KARACHI (December 18 2003): Unilever Pakistan Ltd, the country's largest consumer goods maker, announced on Wednesday it plans to sell its edible oil business, commonly known as “Dalda”, as part of its global strategy to focus on core brands.

In a release of the company sent to the Karachi Stock Exchange (KSE), Unilever said that it is assessing the future of its edible oils business, including its disposal.

It is learnt from reliable sources that Unilever has hired Hong Kong Shanghai Banking Corporation as its financial advisor, to help sell the edible oil business.

A company spokesperson, however, categorically stated that disposal of edible oil business does not mean closing down of operations. What the Unilever is seeking is either outright sale or a joint venture.

Either of the two is possible since the edible oils and margarine production line is a stand-alone facility located in SITE, Karachi.

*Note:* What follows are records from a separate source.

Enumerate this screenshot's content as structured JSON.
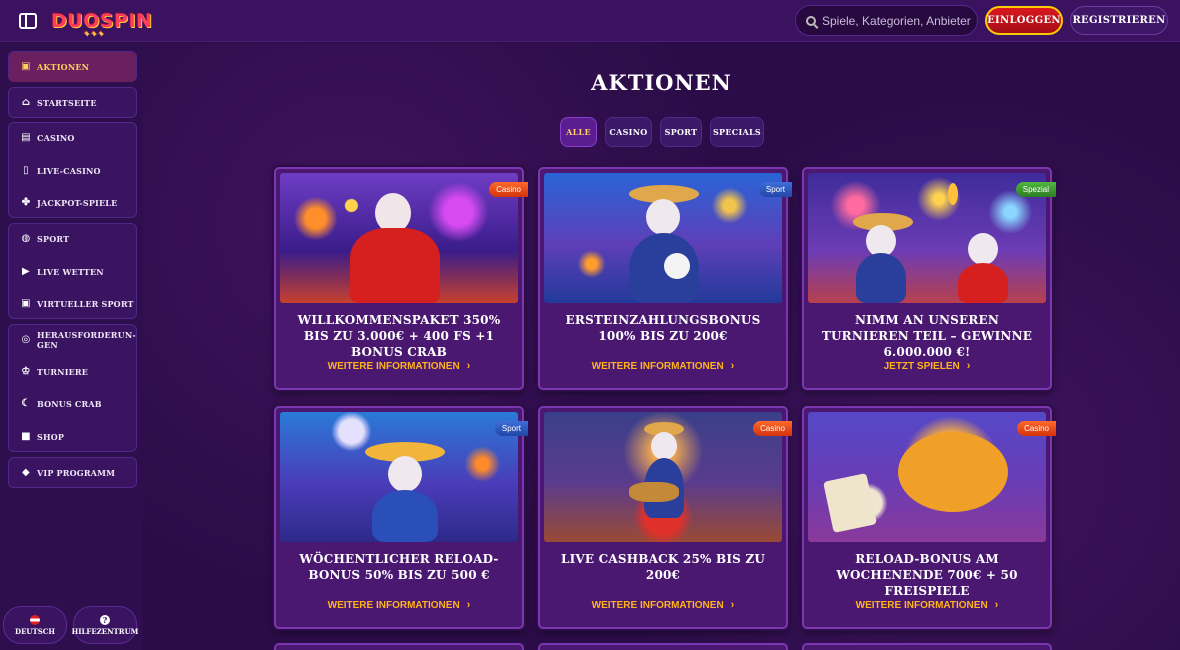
{
  "header": {
    "logo_text": "DUOSPIN",
    "search_placeholder": "Spiele, Kategorien, Anbieter",
    "login_label": "EINLOGGEN",
    "register_label": "REGISTRIEREN"
  },
  "sidebar": {
    "items": [
      {
        "label": "AKTIONEN",
        "icon": "gift-icon"
      },
      {
        "label": "STARTSEITE",
        "icon": "home-icon"
      },
      {
        "label": "CASINO",
        "icon": "slot-icon"
      },
      {
        "label": "LIVE-CASINO",
        "icon": "phone-icon"
      },
      {
        "label": "JACKPOT-SPIELE",
        "icon": "clover-icon"
      },
      {
        "label": "SPORT",
        "icon": "ball-icon"
      },
      {
        "label": "LIVE WETTEN",
        "icon": "play-icon"
      },
      {
        "label": "VIRTUELLER SPORT",
        "icon": "monitor-icon"
      },
      {
        "label": "HERAUSFORDERUN-GEN",
        "icon": "target-icon"
      },
      {
        "label": "TURNIERE",
        "icon": "trophy-icon"
      },
      {
        "label": "BONUS CRAB",
        "icon": "crab-icon"
      },
      {
        "label": "SHOP",
        "icon": "bag-icon"
      },
      {
        "label": "VIP PROGRAMM",
        "icon": "diamond-icon"
      }
    ],
    "language_label": "DEUTSCH",
    "help_label": "HILFEZENTRUM"
  },
  "main": {
    "title": "AKTIONEN",
    "filters": [
      "ALLE",
      "CASINO",
      "SPORT",
      "SPECIALS"
    ],
    "active_filter": "ALLE",
    "cards": [
      {
        "badge": "Casino",
        "title": "WILLKOMMENSPAKET 350% BIS ZU 3.000€ + 400 FS +1 BONUS CRAB",
        "link": "WEITERE INFORMATIONEN"
      },
      {
        "badge": "Sport",
        "title": "ERSTEINZAHLUNGSBONUS 100% BIS ZU 200€",
        "link": "WEITERE INFORMATIONEN"
      },
      {
        "badge": "Spezial",
        "title": "NIMM AN UNSEREN TURNIEREN TEIL – GEWINNE 6.000.000 €!",
        "link": "JETZT SPIELEN"
      },
      {
        "badge": "Sport",
        "title": "WÖCHENTLICHER RELOAD-BONUS 50% BIS ZU 500 €",
        "link": "WEITERE INFORMATIONEN"
      },
      {
        "badge": "Casino",
        "title": "LIVE CASHBACK 25% BIS ZU 200€",
        "link": "WEITERE INFORMATIONEN"
      },
      {
        "badge": "Casino",
        "title": "RELOAD-BONUS AM WOCHENENDE 700€ + 50 FREISPIELE",
        "link": "WEITERE INFORMATIONEN"
      }
    ]
  },
  "colors": {
    "accent_gold": "#ffb21e",
    "login_red": "#d8181e",
    "badge_casino": "#ff6a2a",
    "badge_sport": "#3f6ed9",
    "badge_spezial": "#4fb83f"
  }
}
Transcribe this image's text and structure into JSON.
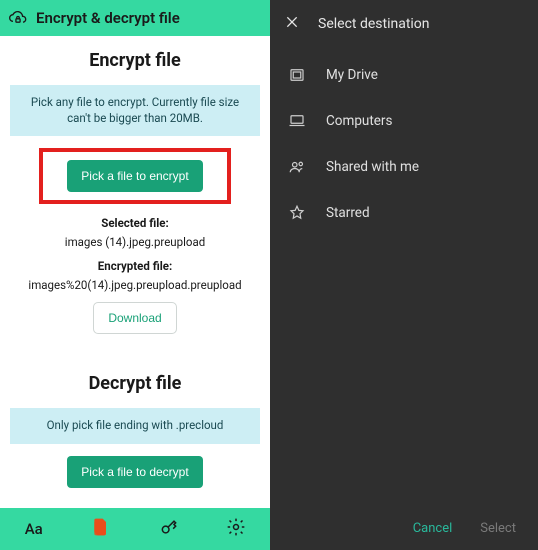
{
  "left": {
    "header": {
      "title": "Encrypt & decrypt file"
    },
    "encrypt": {
      "title": "Encrypt file",
      "info": "Pick any file to encrypt. Currently file size can't be bigger than 20MB.",
      "pick_button": "Pick a file to encrypt",
      "selected_label": "Selected file:",
      "selected_value": "images (14).jpeg.preupload",
      "encrypted_label": "Encrypted file:",
      "encrypted_value": "images%20(14).jpeg.preupload.preupload",
      "download": "Download"
    },
    "decrypt": {
      "title": "Decrypt file",
      "info": "Only pick file ending with .precloud",
      "pick_button": "Pick a file to decrypt"
    },
    "nav": {
      "text_tool": "Aa",
      "files": "files-icon",
      "key": "key-icon",
      "settings": "gear-icon"
    }
  },
  "right": {
    "title": "Select destination",
    "items": [
      {
        "icon": "drive-icon",
        "label": "My Drive"
      },
      {
        "icon": "laptop-icon",
        "label": "Computers"
      },
      {
        "icon": "people-icon",
        "label": "Shared with me"
      },
      {
        "icon": "star-icon",
        "label": "Starred"
      }
    ],
    "cancel": "Cancel",
    "select": "Select"
  },
  "colors": {
    "accent_green": "#35d9a1",
    "button_green": "#19a177",
    "highlight_red": "#e3201e",
    "info_bg": "#cdeef4",
    "dark_bg": "#2f2f2f",
    "teal_text": "#29b89b"
  }
}
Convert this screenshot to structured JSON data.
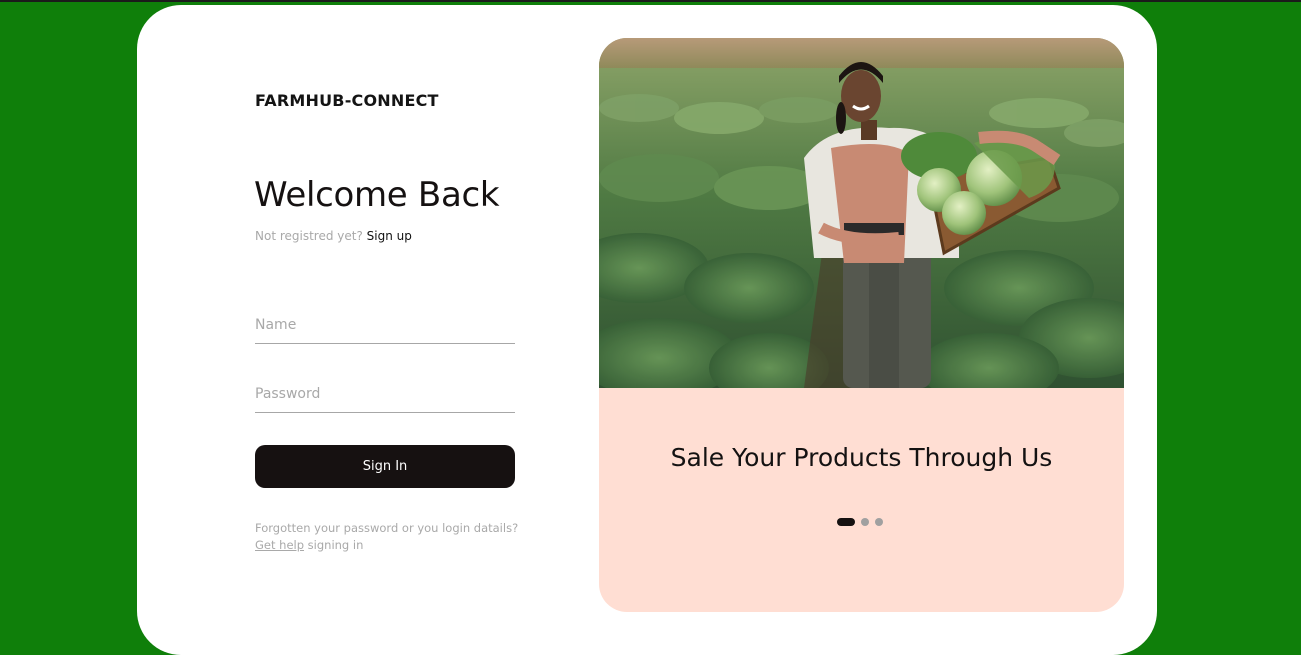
{
  "brand": {
    "name": "FARMHUB-CONNECT"
  },
  "login": {
    "heading": "Welcome Back",
    "not_registered": "Not registred yet?",
    "signup_link": "Sign up",
    "name_placeholder": "Name",
    "password_placeholder": "Password",
    "signin_label": "Sign In",
    "help_text_1": "Forgotten your password or you login datails?",
    "help_link": "Get help",
    "help_text_2": "signing in"
  },
  "promo": {
    "title": "Sale Your Products Through Us",
    "slides_total": 3,
    "active_slide": 1
  },
  "colors": {
    "page_background": "#0f7f0a",
    "card_background": "#ffffff",
    "promo_background": "#ffded3",
    "button_background": "#161111"
  }
}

The review of the edible business is driven by the need for Unilever Pakistan to focus on developing its core businesses that are vital for its long-term future.

Internationally, Unilever has divested itself of edible oils business, as this is not central to its future global strategy. In June this year, Hindustan Lever Limited (HLL) transferred ownership of its edible oil and fats businesses in India and Nepal to Bunge Ltd – a US-based, integrated global agribusiness and food company – for 900 million Indian rupees.

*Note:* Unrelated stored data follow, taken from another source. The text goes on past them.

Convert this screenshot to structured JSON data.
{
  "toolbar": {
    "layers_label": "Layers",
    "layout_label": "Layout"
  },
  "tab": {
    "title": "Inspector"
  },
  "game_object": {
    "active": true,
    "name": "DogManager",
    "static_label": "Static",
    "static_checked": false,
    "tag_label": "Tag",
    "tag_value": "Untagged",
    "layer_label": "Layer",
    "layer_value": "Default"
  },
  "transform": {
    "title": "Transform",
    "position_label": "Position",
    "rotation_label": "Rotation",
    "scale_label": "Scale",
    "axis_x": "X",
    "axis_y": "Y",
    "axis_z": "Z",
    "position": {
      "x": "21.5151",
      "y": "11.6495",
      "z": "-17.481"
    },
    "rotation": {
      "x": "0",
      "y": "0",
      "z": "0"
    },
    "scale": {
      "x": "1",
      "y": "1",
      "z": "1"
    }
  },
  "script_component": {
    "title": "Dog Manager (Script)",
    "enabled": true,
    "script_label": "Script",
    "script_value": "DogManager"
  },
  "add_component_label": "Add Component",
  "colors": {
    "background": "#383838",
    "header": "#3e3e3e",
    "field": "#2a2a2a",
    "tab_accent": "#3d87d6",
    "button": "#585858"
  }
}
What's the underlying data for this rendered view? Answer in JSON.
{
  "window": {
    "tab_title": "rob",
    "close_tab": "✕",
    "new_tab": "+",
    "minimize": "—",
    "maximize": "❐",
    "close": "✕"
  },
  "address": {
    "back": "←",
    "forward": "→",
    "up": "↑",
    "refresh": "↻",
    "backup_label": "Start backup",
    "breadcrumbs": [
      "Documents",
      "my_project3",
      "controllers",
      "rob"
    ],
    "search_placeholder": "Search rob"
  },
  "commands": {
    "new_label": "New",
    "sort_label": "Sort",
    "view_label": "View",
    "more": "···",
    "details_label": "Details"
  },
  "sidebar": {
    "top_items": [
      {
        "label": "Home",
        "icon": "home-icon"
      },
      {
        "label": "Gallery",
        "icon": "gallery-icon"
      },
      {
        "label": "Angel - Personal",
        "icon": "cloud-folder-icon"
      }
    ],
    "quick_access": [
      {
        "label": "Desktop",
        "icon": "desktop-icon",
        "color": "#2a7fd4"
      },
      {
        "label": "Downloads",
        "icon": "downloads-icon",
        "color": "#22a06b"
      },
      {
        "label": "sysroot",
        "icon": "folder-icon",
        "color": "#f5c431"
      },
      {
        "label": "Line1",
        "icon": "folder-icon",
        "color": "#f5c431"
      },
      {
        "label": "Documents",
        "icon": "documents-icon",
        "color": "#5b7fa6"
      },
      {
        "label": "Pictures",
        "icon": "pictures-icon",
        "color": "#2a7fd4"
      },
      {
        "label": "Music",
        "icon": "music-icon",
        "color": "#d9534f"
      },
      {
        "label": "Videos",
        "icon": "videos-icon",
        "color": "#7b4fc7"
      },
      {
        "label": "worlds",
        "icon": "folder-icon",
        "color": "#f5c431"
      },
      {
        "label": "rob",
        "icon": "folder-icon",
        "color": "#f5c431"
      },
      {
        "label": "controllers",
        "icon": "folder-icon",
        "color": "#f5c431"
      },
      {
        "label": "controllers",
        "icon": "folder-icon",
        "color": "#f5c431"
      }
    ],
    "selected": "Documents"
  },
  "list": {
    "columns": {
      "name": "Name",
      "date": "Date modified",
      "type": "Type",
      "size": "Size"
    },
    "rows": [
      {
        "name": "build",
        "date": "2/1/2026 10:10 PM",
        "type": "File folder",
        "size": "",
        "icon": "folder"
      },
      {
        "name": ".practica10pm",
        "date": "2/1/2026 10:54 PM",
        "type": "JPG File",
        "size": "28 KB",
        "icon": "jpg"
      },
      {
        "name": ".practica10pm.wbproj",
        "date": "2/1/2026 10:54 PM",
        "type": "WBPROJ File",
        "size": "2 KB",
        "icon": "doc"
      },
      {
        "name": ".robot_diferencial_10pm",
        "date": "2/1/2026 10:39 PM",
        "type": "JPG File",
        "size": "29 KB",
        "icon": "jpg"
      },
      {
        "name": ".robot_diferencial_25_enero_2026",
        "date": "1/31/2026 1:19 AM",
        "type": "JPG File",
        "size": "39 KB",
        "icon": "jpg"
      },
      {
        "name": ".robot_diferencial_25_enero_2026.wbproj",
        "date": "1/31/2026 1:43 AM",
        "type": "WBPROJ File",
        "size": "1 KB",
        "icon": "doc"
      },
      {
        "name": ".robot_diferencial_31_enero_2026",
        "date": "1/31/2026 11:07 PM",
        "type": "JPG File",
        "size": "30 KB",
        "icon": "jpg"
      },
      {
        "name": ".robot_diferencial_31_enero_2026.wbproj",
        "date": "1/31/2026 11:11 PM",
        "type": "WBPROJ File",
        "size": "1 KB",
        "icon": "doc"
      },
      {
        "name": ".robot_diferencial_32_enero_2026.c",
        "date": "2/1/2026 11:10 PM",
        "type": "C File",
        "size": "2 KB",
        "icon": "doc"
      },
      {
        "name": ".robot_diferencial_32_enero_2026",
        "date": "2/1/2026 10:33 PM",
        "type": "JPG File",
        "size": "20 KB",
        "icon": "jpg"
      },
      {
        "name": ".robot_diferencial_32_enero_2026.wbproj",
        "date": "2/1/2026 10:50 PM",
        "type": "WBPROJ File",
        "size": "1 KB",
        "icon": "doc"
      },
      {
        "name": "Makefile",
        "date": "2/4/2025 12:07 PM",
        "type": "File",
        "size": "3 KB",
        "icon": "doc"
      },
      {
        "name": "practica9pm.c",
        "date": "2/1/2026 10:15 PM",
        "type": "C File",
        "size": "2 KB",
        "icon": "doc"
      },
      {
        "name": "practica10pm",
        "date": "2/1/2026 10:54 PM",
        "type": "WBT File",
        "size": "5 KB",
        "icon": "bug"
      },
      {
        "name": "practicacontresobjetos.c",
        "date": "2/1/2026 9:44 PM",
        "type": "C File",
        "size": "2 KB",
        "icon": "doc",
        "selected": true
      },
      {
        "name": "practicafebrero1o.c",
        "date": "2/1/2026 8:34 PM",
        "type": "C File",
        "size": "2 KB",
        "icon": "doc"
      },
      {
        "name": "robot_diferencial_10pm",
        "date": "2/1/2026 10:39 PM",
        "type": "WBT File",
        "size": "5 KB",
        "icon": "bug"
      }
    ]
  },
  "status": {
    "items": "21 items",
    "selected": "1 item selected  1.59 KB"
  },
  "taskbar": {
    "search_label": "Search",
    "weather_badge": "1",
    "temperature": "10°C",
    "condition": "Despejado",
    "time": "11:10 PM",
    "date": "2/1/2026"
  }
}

Besides the edible oil business of Unilever, including the manufacture, marketing, distribution and sale of edible oils under the 'Dalda' brand name, which is licensed to Unilever Pakistan, the company has four other divisions, namely, soaps and detergents, personal products, ice creams and tea.

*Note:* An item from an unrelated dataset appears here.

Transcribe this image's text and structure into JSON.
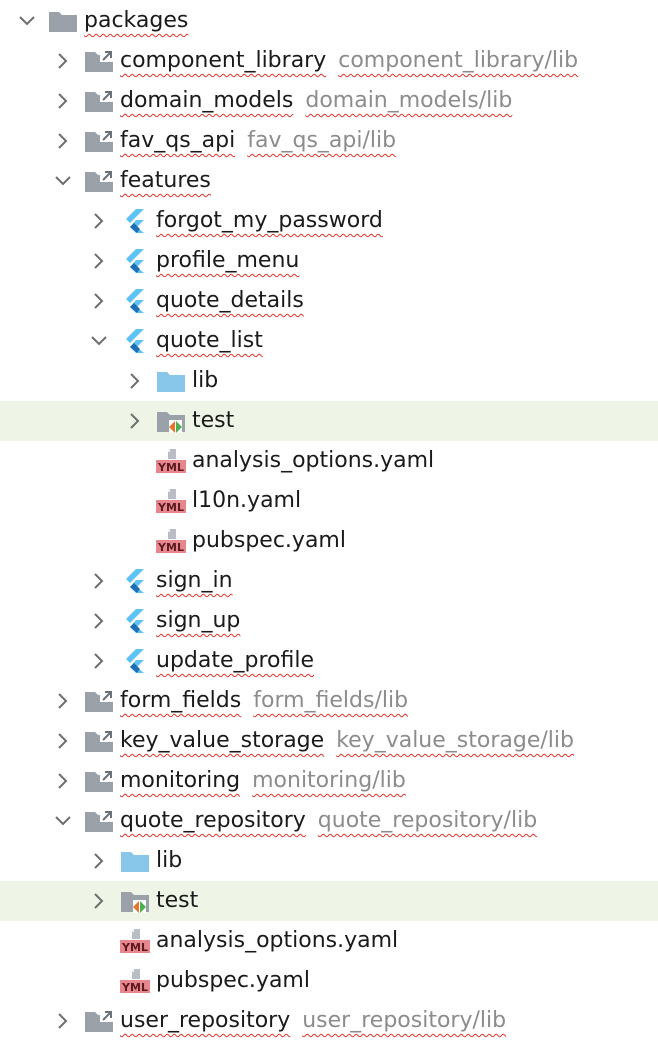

The interests of Unilever Pakistan's partners, shareholders and employees of the edible oil business are an important factor in the current review. Unilever Pakistan remains committed, the announcement said, to continue to operate in Pakistan and to the growth of its core business.

The sell-off will be beneficial to the shareholders as the edible oil unit was not in profit due to stiff competition from local companies and influx of unbranded oil packing in the local market.

The focus of the company has over the years shifted to home and personal care category, which has the potential to show strong growth.

According to sources close to edible oil industry, Lakson Group and Habib Oil are serious contenders and may try to purchase the edible oil unit of Unilever.

Based on simple analysis, from the sale of this segment of Unilever, shareholders would gain between Rs 70 and 84 per share, an analyst said.

Unilever share price on the stock market on Wednesday declined by 38.90 rupees, or 2.66 percent, to 1421 rupees.

Pakistan imports 1.3 million metric tons of vegetable oil products annually, mostly palm oil from Malaysia, to help meet its domestic demand of nearly 1.9 million tons per annum.